The National Portrait Gallery has hosted two installments of its Outwin Boochever Portrait Competition. Simply put, artists submit one portrait. The artist must create it from an in-person encounter with his or subject, as opposed to from a photograph, and a jury of curators, artists and professors reviews the entries. The finalists’ portraits are exhibited at the National Portrait Gallery, and three top winners receive cash prizes. The grand prize winner is awarded $25,000 and may be commissioned to portray a famous, living American in a portrait for the museum’s collection.
The winner of the first, David Lenz, painted a portrait of Eunice Kennedy Shriver for the museum’s collection, and Dave Woody, grand prize winner of the second contest, captured restaurateur Alice Waters in a photographic portrait, to be installed at the National Portrait Gallery in late January. Now, the museum is in search of the next top portraitist. The museum is accepting submissions through November 30. (The original call for entries through October 31 was extended.)

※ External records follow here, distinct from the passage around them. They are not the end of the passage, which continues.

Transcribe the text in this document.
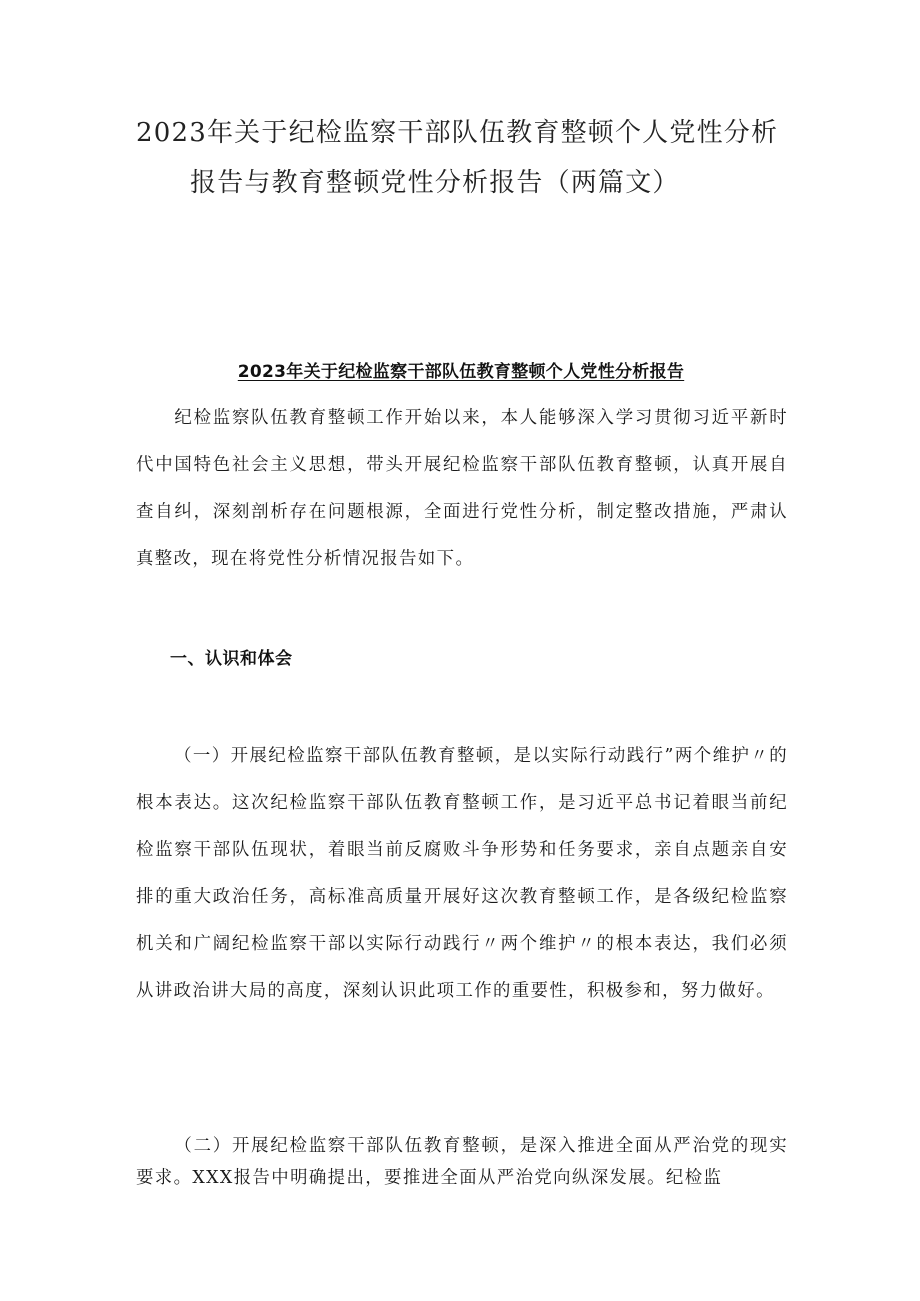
2023年关于纪检监察干部队伍教育整顿个人党性分析
报告与教育整顿党性分析报告（两篇文）
2023年关于纪检监察干部队伍教育整顿个人党性分析报告

纪检监察队伍教育整顿工作开始以来，本人能够深入学习贯彻习近平新时代中国特色社会主义思想，带头开展纪检监察干部队伍教育整顿，认真开展自查自纠，深刻剖析存在问题根源，全面进行党性分析，制定整改措施，严肃认真整改，现在将党性分析情况报告如下。

一、认识和体会

（一）开展纪检监察干部队伍教育整顿，是以实际行动践行”两个维护〃的根本表达。这次纪检监察干部队伍教育整顿工作，是习近平总书记着眼当前纪检监察干部队伍现状，着眼当前反腐败斗争形势和任务要求，亲自点题亲自安排的重大政治任务，高标准高质量开展好这次教育整顿工作，是各级纪检监察机关和广阔纪检监察干部以实际行动践行〃两个维护〃的根本表达，我们必须从讲政治讲大局的高度，深刻认识此项工作的重要性，积极参和，努力做好。

（二）开展纪检监察干部队伍教育整顿，是深入推进全面从严治党的现实要求。XXX报告中明确提出，要推进全面从严治党向纵深发展。纪检监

“I look for interesting approaches to the idea of a portrait, for a work of art that has a strong impact on me, and for evidence that the artist has mastered his or her craft, whether that is painting, photography, time-based media, etc.,” says Brandon Fortune, a curator of painting and sculpture at the National Portrait Gallery and a juror in the competition. The museum is interested in seeing how portraiture is being redefined in the contemporary art scene, and jurors have been impressed by the ways that past entrants have pushed boundaries. “We have seen videos with no images—only words—and paintings with no visible face. We’ve also seen artists who are finding subjects everywhere around them. Contemporary portraits no longer focus on elite subjects.”
Fortune encourages artists to take a chance. “In 2009, the second place winner, Stanley Rayfield, was a newly minted art school graduate. The jury didn’t know that—and they were very moved by the strength of his portrait of his father,” she says.
Virginia Outwin Boochever, a former docent at the National Portrait Gallery, endowed the competition to support artists who were exploring the realm of portraiture. Boochever studied art at the graduate level and was an avid collector herself. She knew about an annual competition held at London’s National Portrait Gallery and wanted the Smithsonian’s National Portrait Gallery to host a similar contest.
The grand prize winner of the Outwin Boochever Portrait Competition has the opportunity to create a portrait of a famous American. “We work with the artist to see what areas of contemporary life and endeavor are important to them,” says Fortune. “Then, consulting with our staff historians, we draw up a list of possible candidates, whose portraits would be significant additions to our permanent collection. Our advisory board votes on the subject.” And, with that commissioned portrait, the museum expands its collection, further exploring American history through portraits and visual biography. From my perspective, it seems to be a win-win for both parties involved.